The avatars also allow more detailed scrutiny of the response to new therapies. "We can learn which cancer types respond well and why; and if the cancer does not respond, we can also begin to understand the mechanisms of resistance," says Dr. Matulonis.

For example, a drug combination now being tested in patients — an experimental PI3K inhibitor plus olaparib, a PARP inhibitor — was first studied in mouse avatars representing triple-negative breast cancer at Beth Israel Deaconess Hospital. The researchers learned that the PI3K inhibitor impairs DNA repair and, in turn, amplifies the effects of the PARP inhibitor.

Because high-grade serous ovarian cancers genetically resemble triple-negative breast cancers, Dr. Matulonis launched a trial of this combination in women with these types of breast and ovarian cancers.
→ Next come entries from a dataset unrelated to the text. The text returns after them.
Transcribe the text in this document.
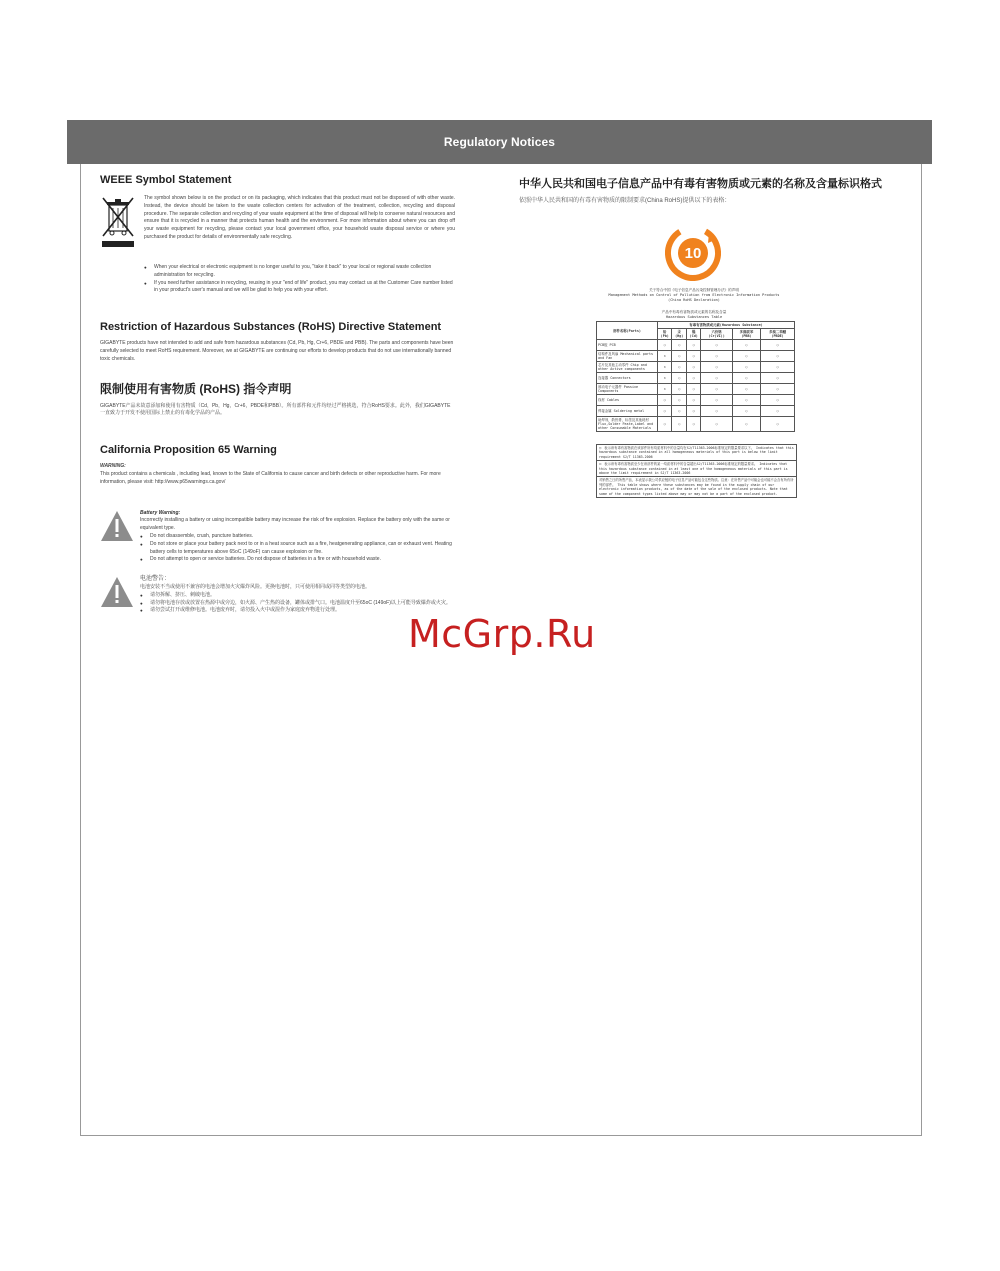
Regulatory Notices
WEEE Symbol Statement

The symbol shown below is on the product or on its packaging, which indicates that this product must not be disposed of with other waste. Instead, the device should be taken to the waste collection centers for activation of the treatment, collection, recycling and disposal procedure. The separate collection and recycling of your waste equipment at the time of disposal will help to conserve natural resources and ensure that it is recycled in a manner that protects human health and the environment. For more information about where you can drop off your waste equipment for recycling, please contact your local government office, your household waste disposal service or where you purchased the product for details of environmentally safe recycling.

● When your electrical or electronic equipment is no longer useful to you, "take it back" to your local or regional waste collection administration for recycling.
● If you need further assistance in recycling, reusing in your "end of life" product, you may contact us at the Customer Care number listed in your product's user's manual and we will be glad to help you with your effort.
Restriction of Hazardous Substances (RoHS) Directive Statement

GIGABYTE products have not intended to add and safe from hazardous substances (Cd, Pb, Hg, Cr+6, PBDE and PBB). The parts and components have been carefully selected to meet RoHS requirement. Moreover, we at GIGABYTE are continuing our efforts to develop products that do not use internationally banned toxic chemicals.

限制使用有害物质 (RoHS) 指令声明

GIGABYTE产品未故意添加和使用有害物质（Cd，Pb，Hg，Cr+6，PBDE和PBB）。所有部件和元件均经过严格挑选，符合RoHS要求。此外，我们GIGABYTE一直致力于开发不使用国际上禁止的有毒化学品的产品。

California Proposition 65 Warning

WARNING:

This product contains a chemicals , including lead, known to the State of California to cause cancer and birth defects or other reproductive harm. For more information, please visit: http://www.p65warnings.ca.gov/

Battery Warning:

Incorrectly installing a battery or using incompatible battery may increase the risk of fire explosion. Replace the battery only with the same or equivalent type.

● Do not disassemble, crush, puncture batteries.
● Do not store or place your battery pack next to or in a heat source such as a fire, heatgenerating appliance, can or exhaust vent. Heating battery cells to temperatures above 65oC (149oF) can cause explosion or fire.
● Do not attempt to open or service batteries. Do not dispose of batteries in a fire or with household waste.

电池警告：

电池安装不当或使用不兼容的电池会增加火灾爆炸风险。更换电池时，只可使用相同或同等类型的电池。

● 请勿拆解、挤压、刺破电池。
● 请勿将电池存放或放置在热源中或旁边，如火源、产生热的设备，罐体或排气口。电池温度升至65oC (149oF)以上可能导致爆炸或火灾。
● 请勿尝试打开或维修电池。电池废弃时，请勿投入火中或混作为家庭废弃物进行处理。

中华人民共和国电子信息产品中有毒有害物质或元素的名称及含量标识格式

依照中华人民共和国的有毒有害物质的限制要求(China RoHS)提供以下的表格：

10
关于符合中国《电子信息产品污染控制管理办法》的声明
Management Methods on Control of Pollution from Electronic Information Products
(China RoHS Declaration)
产品中有毒有害物质或元素的名称及含量
Hazardous Substances Table
部件名称(Parts)	有毒有害物质或元素(Hazardous Substance)					
	铅(Pb)	汞(Hg)	镉(Cd)	六价铬 (Cr(VI))	多溴联苯 (PBB)	多溴二苯醚 (PBDE)
PCB板 PCB	○	○	○	○	○	○
结构件及风扇 Mechanical parts and Fan	×	○	○	○	○	○
芯片及其他主动零件 Chip and other Active components	×	○	○	○	○	○
连接器 Connectors	×	○	○	○	○	○
被动电子元器件 Passive Components	×	○	○	○	○	○
线材 Cables	○	○	○	○	○	○
焊接金属 Soldering metal	○	○	○	○	○	○
助焊剂，散热膏，标签及其他耗材 Flux,Solder Paste,Label and other Consumable Materials	○	○	○	○	○	○
○：表示该有毒有害物质在该部件所有均质材料中的含量均在SJ/T11363-2006标准规定的限量要求以下。 Indicates that this hazardous substance contained in all homogeneous materials of this part is below the limit requirement SJ/T 11363-2006
×：表示该有毒有害物质至少在该部件的某一均质材料中的含量超出SJ/T11363-2006标准规定的限量要求。 Indicates that this hazardous substance contained in at least one of the homogeneous materials of this part is above the limit requirement in SJ/T 11363-2006
对销售之日的所售产品，本表显示我公司供应链的电子信息产品可能包含这些物质。注意：在所售产品中可能会也可能不会含有所有所列的部件。 This table shows where these substances may be found in the supply chain of our electronic information products, as of the date of the sale of the enclosed products. Note that some of the component types listed above may or may not be a part of the enclosed product.
McGrp.Ru
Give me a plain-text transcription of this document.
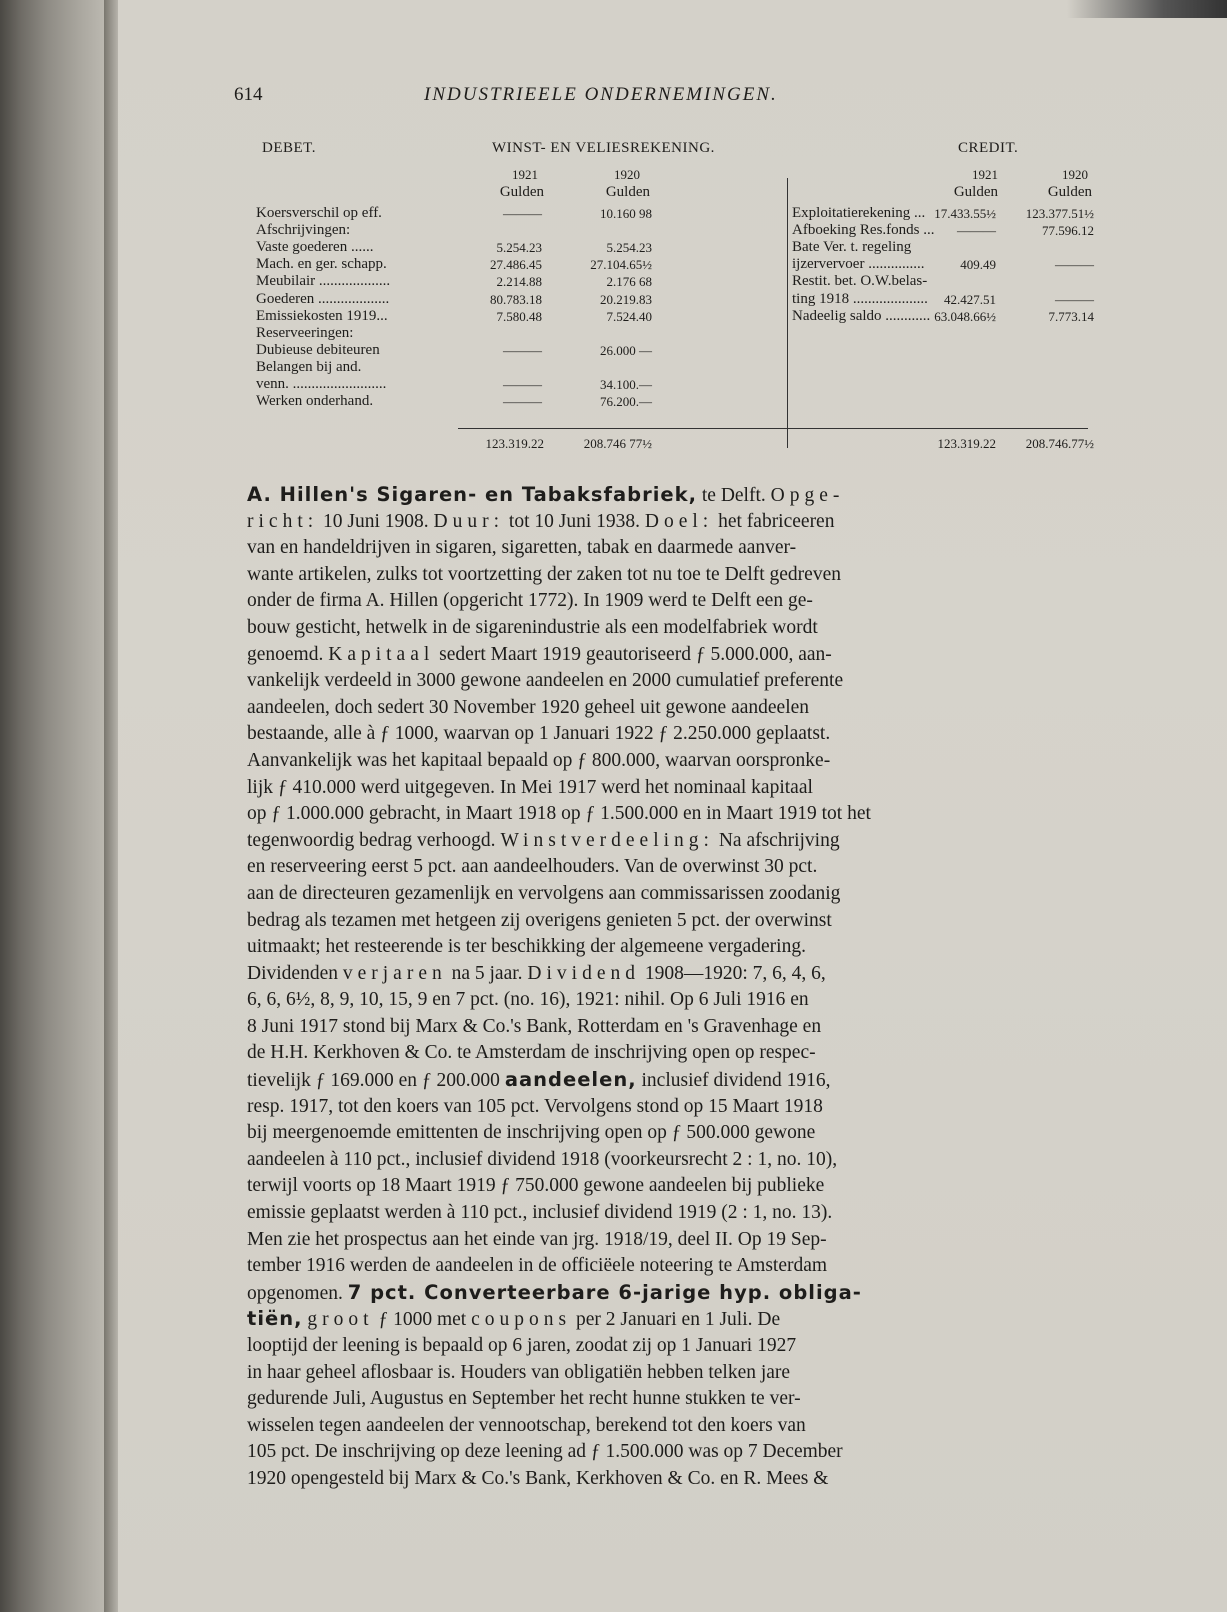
614	INDUSTRIEELE ONDERNEMINGEN.
DEBET.	WINST- EN VELIESREKENING.	CREDIT.
1921	1920
Gulden	Gulden
1921	1920
Gulden	Gulden
123.319.22	208.746 77½	123.319.22	208.746.77½
A. Hillen's Sigaren- en Tabaksfabriek, te Delft. Opge-
richt: 10 Juni 1908. Duur: tot 10 Juni 1938. Doel: het fabriceeren
van en handeldrijven in sigaren, sigaretten, tabak en daarmede aanver-
wante artikelen, zulks tot voortzetting der zaken tot nu toe te Delft gedreven
onder de firma A. Hillen (opgericht 1772). In 1909 werd te Delft een ge-
bouw gesticht, hetwelk in de sigarenindustrie als een modelfabriek wordt
genoemd. Kapitaal sedert Maart 1919 geautoriseerd ƒ 5.000.000, aan-
vankelijk verdeeld in 3000 gewone aandeelen en 2000 cumulatief preferente
aandeelen, doch sedert 30 November 1920 geheel uit gewone aandeelen
bestaande, alle à ƒ 1000, waarvan op 1 Januari 1922 ƒ 2.250.000 geplaatst.
Aanvankelijk was het kapitaal bepaald op ƒ 800.000, waarvan oorspronke-
lijk ƒ 410.000 werd uitgegeven. In Mei 1917 werd het nominaal kapitaal
op ƒ 1.000.000 gebracht, in Maart 1918 op ƒ 1.500.000 en in Maart 1919 tot het
tegenwoordig bedrag verhoogd. Winstverdeeling: Na afschrijving
en reserveering eerst 5 pct. aan aandeelhouders. Van de overwinst 30 pct.
aan de directeuren gezamenlijk en vervolgens aan commissarissen zoodanig
bedrag als tezamen met hetgeen zij overigens genieten 5 pct. der overwinst
uitmaakt; het resteerende is ter beschikking der algemeene vergadering.
Dividenden verjaren na 5 jaar. Dividend 1908—1920: 7, 6, 4, 6,
6, 6, 6½, 8, 9, 10, 15, 9 en 7 pct. (no. 16), 1921: nihil. Op 6 Juli 1916 en
8 Juni 1917 stond bij Marx & Co.'s Bank, Rotterdam en 's Gravenhage en
de H.H. Kerkhoven & Co. te Amsterdam de inschrijving open op respec-
tievelijk ƒ 169.000 en ƒ 200.000 aandeelen, inclusief dividend 1916,
resp. 1917, tot den koers van 105 pct. Vervolgens stond op 15 Maart 1918
bij meergenoemde emittenten de inschrijving open op ƒ 500.000 gewone
aandeelen à 110 pct., inclusief dividend 1918 (voorkeursrecht 2 : 1, no. 10),
terwijl voorts op 18 Maart 1919 ƒ 750.000 gewone aandeelen bij publieke
emissie geplaatst werden à 110 pct., inclusief dividend 1919 (2 : 1, no. 13).
Men zie het prospectus aan het einde van jrg. 1918/19, deel II. Op 19 Sep-
tember 1916 werden de aandeelen in de officiëele noteering te Amsterdam
opgenomen. 7 pct. Converteerbare 6-jarige hyp. obliga-
tiën, groot ƒ 1000 met coupons per 2 Januari en 1 Juli. De
looptijd der leening is bepaald op 6 jaren, zoodat zij op 1 Januari 1927
in haar geheel aflosbaar is. Houders van obligatiën hebben telken jare
gedurende Juli, Augustus en September het recht hunne stukken te ver-
wisselen tegen aandeelen der vennootschap, berekend tot den koers van
105 pct. De inschrijving op deze leening ad ƒ 1.500.000 was op 7 December
1920 opengesteld bij Marx & Co.'s Bank, Kerkhoven & Co. en R. Mees &
Koersverschil op eff.	———	10.160 98
Afschrijvingen:
Vaste goederen ......	5.254.23	5.254.23
Mach. en ger. schapp.	27.486.45	27.104.65½
Meubilair ...................	2.214.88	2.176 68
Goederen ...................	80.783.18	20.219.83
Emissiekosten 1919...	7.580.48	7.524.40
Reserveeringen:
Dubieuse debiteuren	———	26.000 —
Belangen bij and.
venn. .........................	———	34.100.—
Werken onderhand.	———	76.200.—
Exploitatierekening ... 17.433.55½	123.377.51½
Afboeking Res.fonds ...	———	77.596.12
Bate Ver. t. regeling
ijzervervoer ...............	409.49	———
Restit. bet. O.W.belas-
ting 1918 ....................	42.427.51	———
Nadeelig saldo ............ 63.048.66½	7.773.14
Based on promising early results, she recently expanded the trial to offer two options: olaparib plus one of two different experimental PI3K inhibitors. Results are expected in 2016. Trials of drug combinations are also under way for other gynecologic cancers including cervical.

Combination Caveats

While these novel drug combinations show promise, they also present challenges. Just as two drugs may benefit patients more than either one alone, they may also result in additional side effects.

"We are learning that there can be synergistic toxicities," says Sara Tolaney, MD, MPH, a breast oncologist at the Susan F. Smith Center's Breast Oncology Program who is also involved in the Early Drug Development Center (EDDC) at DF/BWCC. "We need to figure out which patients will benefit, and prevent patients who are not going to respond to the treatment from getting toxicities with no gain."

Gregory, for instance, has found a good match. After just eight weeks on the drugs, a twice-daily set of pills, her tumor shrank by 57 percent and the side effects have been tolerable. Dr. Liu lowered Gregory's dose of cediranib to manage her blood pressure, which had been high and had increased on the drug.

The biggest hardship has been the weekly flights to Boston. "You never know how your body is going to respond," she says. "You plan for all the variables and get an aisle seat in back near the bathroom."

Gregory has been on the treatment regimen long enough that her check-ups at Dana-Farber are now monthly, rather than weekly, giving her time for one of her favorite activities: attending art fairs.